The complete guide to the Disjoint Set Union data structure.
A complete introduction to the Disjoint Set Union (DSU) data structure. Read thid post to know what DSU is, how to implement it and when to use it.
The Disjoint Set Union (DSU) is a data structure representing a collection of disjoint sets. It is extremely helpful in solving problems where it is required to track the connectivity of elements belonging to a specific subset and to connect different subsets with each other. Each subset is represented in the form of tree and the root of the tree is the representative element of the set.
The data structure provides the following operations:
- Find(x): find the representative of the set in which the elements x is located
- Unite(x, y): merges the subsets in which the elements x and y are located
- Same(x, y): determines if the elements x and y are located in the same subset
Data Representation
Instead of representing the subsets using classical trees with nodes and link to child nodes, it is convenient to use an array. Assuming that each of the n elements is associated to an index between 0 and n-1 (e.g. using an hash table), we can use an array of size n to store the index of the parent of each element in the subset. A special case is the representative of each subset which contain its own index. The elements of the array are initialized with their own index, since every element is the representative of its subset before any Unite operation has been performed.
class dsu{
vector<int> parent;
public:
dsu(int n) {
parent.resize(n);
iota(parent.begin(), parent.end(), 0);
}
//public methods
Naive Implementations: quick find and quick union (O(N))
The easiest implementation of DSU assumes that the representative of each element is its parent. This leads to define DSU operations as follows:
- Find(x): return the parent of x
- Unite(x, y): assign x as parent to all elements having y as parent
- Same(x, y): check if x and y have the same parent
This implementation is also known as quick find since the Find operation is performed in constant time. The Unite operation takes instead linear time since every time the entire parents array needs to be traversed.
int find(int x) {
return parents[x];
}
void unite(int x, int y) {
int rootX = find(x);
int rootY = find(y);
for (int& parent : parents) {
if (parent == rootY) {
parent = rootX;
}
}
}
An alternative implementation assumes that two elements belong to the same set only if they have the same root. This leads to define DSU operations as follows:
- Find(x): return the root of x
- Unite(x, y): assign root[x] as parent to root[y]

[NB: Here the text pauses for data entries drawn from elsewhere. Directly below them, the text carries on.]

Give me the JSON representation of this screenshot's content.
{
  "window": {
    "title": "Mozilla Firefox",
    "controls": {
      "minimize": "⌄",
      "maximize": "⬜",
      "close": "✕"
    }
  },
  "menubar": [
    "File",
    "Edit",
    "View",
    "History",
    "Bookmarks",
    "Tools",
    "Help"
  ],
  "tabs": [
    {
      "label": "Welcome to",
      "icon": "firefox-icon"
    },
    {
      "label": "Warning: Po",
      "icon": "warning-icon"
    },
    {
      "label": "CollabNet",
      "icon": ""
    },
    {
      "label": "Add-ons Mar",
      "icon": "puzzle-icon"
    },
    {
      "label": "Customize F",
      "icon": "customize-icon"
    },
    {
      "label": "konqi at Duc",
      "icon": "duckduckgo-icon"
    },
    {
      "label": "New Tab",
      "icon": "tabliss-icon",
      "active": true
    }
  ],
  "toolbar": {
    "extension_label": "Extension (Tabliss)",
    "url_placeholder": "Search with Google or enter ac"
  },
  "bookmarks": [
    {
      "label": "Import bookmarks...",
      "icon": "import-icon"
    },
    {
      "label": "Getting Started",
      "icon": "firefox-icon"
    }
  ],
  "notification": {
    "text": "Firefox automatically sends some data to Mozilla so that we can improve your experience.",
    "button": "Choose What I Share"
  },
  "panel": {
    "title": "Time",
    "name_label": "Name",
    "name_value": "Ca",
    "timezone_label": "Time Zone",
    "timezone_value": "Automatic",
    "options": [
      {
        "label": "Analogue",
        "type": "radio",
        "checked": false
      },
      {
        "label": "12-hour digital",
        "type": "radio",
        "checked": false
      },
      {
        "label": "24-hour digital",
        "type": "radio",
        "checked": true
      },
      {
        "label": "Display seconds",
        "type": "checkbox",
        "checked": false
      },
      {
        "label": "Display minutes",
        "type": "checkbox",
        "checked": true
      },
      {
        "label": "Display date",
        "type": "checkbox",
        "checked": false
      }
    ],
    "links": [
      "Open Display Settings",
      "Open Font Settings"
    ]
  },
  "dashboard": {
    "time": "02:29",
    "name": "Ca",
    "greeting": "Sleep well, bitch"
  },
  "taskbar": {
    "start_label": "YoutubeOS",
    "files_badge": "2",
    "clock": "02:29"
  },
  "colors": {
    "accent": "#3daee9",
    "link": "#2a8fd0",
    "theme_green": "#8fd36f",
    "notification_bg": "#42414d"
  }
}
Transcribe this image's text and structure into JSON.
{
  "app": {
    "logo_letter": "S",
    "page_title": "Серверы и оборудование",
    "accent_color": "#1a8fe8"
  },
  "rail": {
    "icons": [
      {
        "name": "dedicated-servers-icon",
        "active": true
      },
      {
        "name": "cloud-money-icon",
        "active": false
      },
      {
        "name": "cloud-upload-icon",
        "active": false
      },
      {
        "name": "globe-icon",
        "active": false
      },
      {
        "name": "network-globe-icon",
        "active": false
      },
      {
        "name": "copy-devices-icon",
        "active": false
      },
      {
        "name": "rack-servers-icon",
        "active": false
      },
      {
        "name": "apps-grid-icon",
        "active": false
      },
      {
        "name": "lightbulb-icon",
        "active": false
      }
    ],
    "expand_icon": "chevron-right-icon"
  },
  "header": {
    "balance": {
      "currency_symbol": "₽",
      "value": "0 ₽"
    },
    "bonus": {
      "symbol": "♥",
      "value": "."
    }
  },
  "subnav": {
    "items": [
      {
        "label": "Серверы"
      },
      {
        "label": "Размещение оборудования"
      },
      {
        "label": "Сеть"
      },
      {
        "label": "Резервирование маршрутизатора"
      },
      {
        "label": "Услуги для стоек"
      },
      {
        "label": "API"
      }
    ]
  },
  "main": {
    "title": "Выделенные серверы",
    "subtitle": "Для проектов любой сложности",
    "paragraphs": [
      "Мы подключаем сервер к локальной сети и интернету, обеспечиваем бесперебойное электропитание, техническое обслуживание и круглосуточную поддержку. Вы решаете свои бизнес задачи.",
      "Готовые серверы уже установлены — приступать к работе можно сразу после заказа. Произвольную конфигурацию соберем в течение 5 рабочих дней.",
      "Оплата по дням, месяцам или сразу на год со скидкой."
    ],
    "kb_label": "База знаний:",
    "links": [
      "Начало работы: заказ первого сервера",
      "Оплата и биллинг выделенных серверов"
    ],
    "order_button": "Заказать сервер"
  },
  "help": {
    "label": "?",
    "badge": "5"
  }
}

- Same(x, y): check if x and y have the same root
Also in this case the Find operation takes in the worst case linear time because it requires to visit all the ancestors of the given element until the root has not been reached. Anyway, on average the Find performs better because not always the entire parents array needs to be traversed. This implementation is also known as quick union since the Unite operation takes on average less than the one in the quick find.
int find(int x) {
while(parents[x] != x) {
x = parents[x];
}
return x;
}
void unite(int x, int y) {
int rootX = find(x);
int rootY = find(y);
if (rootX != rootY) {
parents[rootY] = rootX;
}
}
Weighted Union (O(logN))
In the quick union, the Unite operation always attaches the root of the tree of the second element to the root of the tree of the first one. The Weighted Union implementation of the DSU modifies the Unite operation so that the root of the tree having less elements is always attached to the root of the tree having more elements. This simple optimization allows to keep each tree balanced, reducing the time complexity of both the Unite and Find operations to logarithmic. The price to pay for this is the additional space required to keep track of the size of each tree.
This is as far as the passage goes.